History

Cayman Islands
- Name: Event
- Owner: Xu Jiayin
- Builder: Amels Holland B.V.
- Yard number: 199#1
- Launched: 2013
- In service: 2013
- Identification: IMO number: 1011642; MMSI number: 319056400; Callsign: ZGCZ6;

General characteristics
- Class & type: Motor yacht
- Tonnage: 1075 gross tons
- Length: 62.40 m (204.7 ft)
- Beam: 10.32 m (33.9 ft)
- Draught: 3.45 m (11.3 ft)
- Propulsion: twin 1500 kW Caterpillar 3512C engines
- Speed: 13 knots (24 km/h)
- Capacity: 12 guests
- Crew: 13

= Event (yacht) =

Event is a 62.40 m superyacht launched by Amels Holland B.V. at their yard in Vlissingen. She was designed by Tim Heywood, and the interior design was by Laura Sessa of Nuvolari Lenard, who also christened the yacht. She has two sister ships, the 2018 built Sea & Us and the 2015 built Madame Kate.

== Design ==
Her length is 62.40 m, beam is 10.32 m and she has a draught of 3.45 m. The hull is built out of steel while the superstructure is made out of aluminium with teak laid decks. The yacht is Lloyd's registered, issued by Cayman Islands.

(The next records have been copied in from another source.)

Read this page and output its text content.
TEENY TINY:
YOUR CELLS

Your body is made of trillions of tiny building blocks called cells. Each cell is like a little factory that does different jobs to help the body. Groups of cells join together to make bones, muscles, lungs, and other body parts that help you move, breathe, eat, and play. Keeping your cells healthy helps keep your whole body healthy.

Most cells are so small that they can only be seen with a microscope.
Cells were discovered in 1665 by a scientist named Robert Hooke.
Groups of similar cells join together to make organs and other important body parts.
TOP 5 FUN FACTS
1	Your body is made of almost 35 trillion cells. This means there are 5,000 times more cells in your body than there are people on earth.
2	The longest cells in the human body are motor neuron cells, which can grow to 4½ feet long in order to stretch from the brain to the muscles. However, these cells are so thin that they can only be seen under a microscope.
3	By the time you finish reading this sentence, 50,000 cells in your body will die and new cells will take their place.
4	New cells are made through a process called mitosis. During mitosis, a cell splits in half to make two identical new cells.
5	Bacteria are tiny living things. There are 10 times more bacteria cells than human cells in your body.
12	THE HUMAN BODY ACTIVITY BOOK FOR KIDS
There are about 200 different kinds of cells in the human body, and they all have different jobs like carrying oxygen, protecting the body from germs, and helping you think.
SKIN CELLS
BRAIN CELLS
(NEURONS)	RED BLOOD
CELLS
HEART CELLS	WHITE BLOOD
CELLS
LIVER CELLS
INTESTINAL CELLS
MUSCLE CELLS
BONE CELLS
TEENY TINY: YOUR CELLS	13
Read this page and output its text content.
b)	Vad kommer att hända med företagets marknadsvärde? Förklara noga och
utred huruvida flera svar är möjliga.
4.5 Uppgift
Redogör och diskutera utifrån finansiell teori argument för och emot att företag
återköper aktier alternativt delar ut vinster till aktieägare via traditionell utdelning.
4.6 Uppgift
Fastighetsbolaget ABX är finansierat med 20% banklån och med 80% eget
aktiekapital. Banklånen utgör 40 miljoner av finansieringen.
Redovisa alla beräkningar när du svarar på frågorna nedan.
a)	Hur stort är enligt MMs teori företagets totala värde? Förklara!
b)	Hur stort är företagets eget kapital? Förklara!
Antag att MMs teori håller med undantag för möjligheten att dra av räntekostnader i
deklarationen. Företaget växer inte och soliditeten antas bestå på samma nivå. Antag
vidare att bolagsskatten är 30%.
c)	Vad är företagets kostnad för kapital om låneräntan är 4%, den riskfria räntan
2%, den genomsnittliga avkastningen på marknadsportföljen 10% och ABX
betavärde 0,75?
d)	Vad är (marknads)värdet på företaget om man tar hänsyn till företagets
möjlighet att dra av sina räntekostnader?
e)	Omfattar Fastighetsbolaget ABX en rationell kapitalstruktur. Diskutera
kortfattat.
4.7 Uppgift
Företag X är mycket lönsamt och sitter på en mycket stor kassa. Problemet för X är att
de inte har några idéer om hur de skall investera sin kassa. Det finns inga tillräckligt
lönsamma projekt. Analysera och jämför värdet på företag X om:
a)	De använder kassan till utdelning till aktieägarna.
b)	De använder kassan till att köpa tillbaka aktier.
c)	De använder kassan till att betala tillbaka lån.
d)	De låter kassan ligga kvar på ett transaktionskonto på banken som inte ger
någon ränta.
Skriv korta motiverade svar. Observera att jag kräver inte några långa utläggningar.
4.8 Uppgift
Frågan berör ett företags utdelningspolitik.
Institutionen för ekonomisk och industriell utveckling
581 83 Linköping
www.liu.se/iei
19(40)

Some of the yacht's features include an enclosed lounge on the sun deck, a helicopter platform on the foredeck, and two folding balconies, and a beach club with a swim platform, retractable stairs, a sauna, steam shower and gym equipment.

== Propulsion ==
She is powered by twin Caterpillar 3512C engines.